NOTE that subtree mutation will not produce invalid individuals, i.e. given a valid individual, the mutated individual is guaranteed to be valid.
NOTE that the parameter MUTATION_PROBABILITY
does not apply to subtree
mutation, i.e. each individual is guaranteed MUTATION_EVENTS
mutation events.
The ability to specify the number of mutation events per individual is provided in PonyGE2. This works for all mutation operators currently implemented, but works slightly differently in each case. The default number of mutation events is 1 per individual. This value can be changed with the argument:
--mutation_events [INT]
or by setting the parameter MUTATION_EVENTS
to [INT]
in either a parameters file or in the params dictionary, where [INT]

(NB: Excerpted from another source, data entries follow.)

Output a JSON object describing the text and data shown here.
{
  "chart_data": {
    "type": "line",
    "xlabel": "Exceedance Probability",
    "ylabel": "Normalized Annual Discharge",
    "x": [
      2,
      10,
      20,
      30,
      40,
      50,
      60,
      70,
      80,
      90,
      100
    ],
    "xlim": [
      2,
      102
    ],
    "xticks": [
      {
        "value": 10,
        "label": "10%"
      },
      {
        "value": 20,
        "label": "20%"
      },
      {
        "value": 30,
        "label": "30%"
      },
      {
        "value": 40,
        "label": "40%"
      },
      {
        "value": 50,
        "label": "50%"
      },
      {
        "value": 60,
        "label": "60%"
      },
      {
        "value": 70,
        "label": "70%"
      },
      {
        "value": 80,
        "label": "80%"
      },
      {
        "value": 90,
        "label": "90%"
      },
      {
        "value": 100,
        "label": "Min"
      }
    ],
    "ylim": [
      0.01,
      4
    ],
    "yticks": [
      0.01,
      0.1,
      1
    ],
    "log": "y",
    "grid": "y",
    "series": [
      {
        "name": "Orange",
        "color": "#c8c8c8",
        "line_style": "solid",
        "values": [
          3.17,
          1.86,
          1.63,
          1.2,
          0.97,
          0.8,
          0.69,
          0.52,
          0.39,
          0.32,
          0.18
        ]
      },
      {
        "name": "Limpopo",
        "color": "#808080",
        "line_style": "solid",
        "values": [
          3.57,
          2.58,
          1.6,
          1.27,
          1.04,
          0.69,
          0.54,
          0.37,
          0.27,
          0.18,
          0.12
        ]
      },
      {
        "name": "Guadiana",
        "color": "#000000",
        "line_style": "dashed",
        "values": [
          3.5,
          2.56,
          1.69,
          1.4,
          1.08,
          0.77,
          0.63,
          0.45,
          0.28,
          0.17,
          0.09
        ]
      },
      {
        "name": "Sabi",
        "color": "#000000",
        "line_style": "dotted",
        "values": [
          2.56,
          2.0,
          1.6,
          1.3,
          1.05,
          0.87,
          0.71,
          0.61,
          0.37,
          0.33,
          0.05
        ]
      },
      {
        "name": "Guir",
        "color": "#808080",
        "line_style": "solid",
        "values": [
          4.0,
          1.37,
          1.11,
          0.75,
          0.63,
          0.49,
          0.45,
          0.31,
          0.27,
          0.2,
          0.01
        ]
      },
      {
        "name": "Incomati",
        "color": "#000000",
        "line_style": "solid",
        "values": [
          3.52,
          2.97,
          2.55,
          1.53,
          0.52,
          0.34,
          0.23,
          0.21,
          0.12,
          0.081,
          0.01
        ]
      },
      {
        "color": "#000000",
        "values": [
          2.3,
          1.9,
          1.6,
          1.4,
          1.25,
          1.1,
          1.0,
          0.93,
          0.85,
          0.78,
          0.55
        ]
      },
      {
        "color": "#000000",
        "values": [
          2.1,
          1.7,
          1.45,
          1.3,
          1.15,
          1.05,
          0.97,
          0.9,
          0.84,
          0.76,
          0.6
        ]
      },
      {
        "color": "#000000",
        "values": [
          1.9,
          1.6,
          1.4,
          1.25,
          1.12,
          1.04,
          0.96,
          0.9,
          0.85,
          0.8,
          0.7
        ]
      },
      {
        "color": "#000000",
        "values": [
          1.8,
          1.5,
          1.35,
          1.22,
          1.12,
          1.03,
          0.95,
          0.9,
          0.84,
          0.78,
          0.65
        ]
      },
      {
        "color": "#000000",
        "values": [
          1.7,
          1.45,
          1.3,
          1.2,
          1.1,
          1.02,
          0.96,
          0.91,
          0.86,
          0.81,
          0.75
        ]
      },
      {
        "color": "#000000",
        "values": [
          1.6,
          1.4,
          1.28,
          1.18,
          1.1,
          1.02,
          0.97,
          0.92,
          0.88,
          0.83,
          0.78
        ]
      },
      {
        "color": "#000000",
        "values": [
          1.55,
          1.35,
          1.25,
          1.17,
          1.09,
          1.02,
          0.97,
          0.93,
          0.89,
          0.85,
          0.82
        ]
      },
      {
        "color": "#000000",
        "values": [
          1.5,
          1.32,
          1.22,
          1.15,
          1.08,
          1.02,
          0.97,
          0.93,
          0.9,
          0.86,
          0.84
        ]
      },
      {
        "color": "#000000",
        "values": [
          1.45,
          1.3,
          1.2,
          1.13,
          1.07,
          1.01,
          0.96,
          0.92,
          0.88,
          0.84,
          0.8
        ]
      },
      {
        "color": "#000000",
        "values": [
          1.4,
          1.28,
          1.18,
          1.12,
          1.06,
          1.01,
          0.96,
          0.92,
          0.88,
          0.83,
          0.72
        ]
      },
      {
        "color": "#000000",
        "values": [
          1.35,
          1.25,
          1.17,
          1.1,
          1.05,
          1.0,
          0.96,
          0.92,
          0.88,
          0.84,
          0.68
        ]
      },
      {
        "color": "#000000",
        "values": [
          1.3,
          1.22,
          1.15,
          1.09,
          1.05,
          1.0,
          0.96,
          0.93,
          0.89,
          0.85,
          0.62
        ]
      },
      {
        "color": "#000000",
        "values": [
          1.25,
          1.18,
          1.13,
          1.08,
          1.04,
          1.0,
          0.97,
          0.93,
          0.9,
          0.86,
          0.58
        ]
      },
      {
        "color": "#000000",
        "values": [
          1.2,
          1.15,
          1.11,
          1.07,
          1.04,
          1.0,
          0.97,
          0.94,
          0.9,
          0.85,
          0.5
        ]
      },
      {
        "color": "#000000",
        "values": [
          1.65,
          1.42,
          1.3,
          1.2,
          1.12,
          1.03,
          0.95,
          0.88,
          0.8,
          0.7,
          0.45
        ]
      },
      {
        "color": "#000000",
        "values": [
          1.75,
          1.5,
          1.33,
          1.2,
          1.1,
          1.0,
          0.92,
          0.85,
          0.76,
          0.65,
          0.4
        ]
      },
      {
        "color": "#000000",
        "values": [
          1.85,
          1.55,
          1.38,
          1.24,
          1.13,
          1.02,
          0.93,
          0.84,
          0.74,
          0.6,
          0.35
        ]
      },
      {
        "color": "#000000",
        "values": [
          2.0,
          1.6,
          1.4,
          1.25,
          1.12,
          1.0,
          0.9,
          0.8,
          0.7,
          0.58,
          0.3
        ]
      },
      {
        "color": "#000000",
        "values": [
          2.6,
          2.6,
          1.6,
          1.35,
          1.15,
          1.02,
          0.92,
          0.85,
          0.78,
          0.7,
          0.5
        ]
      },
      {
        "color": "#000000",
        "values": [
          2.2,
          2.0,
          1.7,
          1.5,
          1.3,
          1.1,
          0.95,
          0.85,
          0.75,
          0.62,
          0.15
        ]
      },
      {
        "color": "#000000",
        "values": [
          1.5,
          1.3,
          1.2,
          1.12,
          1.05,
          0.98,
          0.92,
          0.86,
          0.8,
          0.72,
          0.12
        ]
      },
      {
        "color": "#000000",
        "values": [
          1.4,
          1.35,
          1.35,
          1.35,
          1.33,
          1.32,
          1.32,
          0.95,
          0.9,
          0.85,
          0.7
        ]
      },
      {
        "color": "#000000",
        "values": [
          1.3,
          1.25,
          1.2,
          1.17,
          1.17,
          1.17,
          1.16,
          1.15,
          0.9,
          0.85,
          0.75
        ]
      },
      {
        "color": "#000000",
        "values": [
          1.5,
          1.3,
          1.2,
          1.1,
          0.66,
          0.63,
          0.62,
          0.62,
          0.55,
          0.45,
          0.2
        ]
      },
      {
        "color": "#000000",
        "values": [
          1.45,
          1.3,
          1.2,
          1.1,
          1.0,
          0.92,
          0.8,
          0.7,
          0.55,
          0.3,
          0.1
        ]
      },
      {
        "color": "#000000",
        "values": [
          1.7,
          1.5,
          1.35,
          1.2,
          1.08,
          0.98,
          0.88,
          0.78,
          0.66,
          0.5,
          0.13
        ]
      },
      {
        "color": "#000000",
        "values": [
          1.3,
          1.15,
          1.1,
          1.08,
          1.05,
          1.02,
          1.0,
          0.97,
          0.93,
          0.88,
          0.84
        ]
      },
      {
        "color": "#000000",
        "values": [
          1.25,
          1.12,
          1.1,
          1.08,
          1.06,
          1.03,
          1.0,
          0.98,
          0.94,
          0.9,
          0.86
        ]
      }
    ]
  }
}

is an integer which specifies the number of mutation events per individual.
For subtree mutation, exactly MUTATION_EVENTS
number of mutation events will occur. This is accomplished by calling the subtree mutation operator MUTATION_EVENTS
times for each individual. NOTE that this means that the same subtree can be mutated multiple times.
For linear genome mutation operators, the MUTATION_EVENTS
parameter operates slightly differently to subtree mutation. As detailed previously, with the linear mutation operator int_flip_per_ind
, exactly MUTATION_EVENTS
mutations will occur on the genome (i.e. there is no MUTATION_PROBABILITY
used). However, with int_flip_per_codon
mutation the MUTATION_EVENTS
parameter will only affect the probability of per-codon mutation events occurring. This is done by changing the probability of mutation to MUTATION_EVENTS
divided by the length of the genome.
NOTE that the default value for MUTATION_EVENTS
is 1, meaning to the default mutation probability for int_flip_per_codon
mutation is 1 divided by the length of the genome unless either MUTATION_EVENTS
or MUTATION_PROBABILITY
are explicitly specified.
NOTE that the parameters MUTATION_EVENTS
and MUTATION_PROBABILITY
cannot both be specified for int_flip_per_codon
mutation as these are mutually exclusive parameters in this case.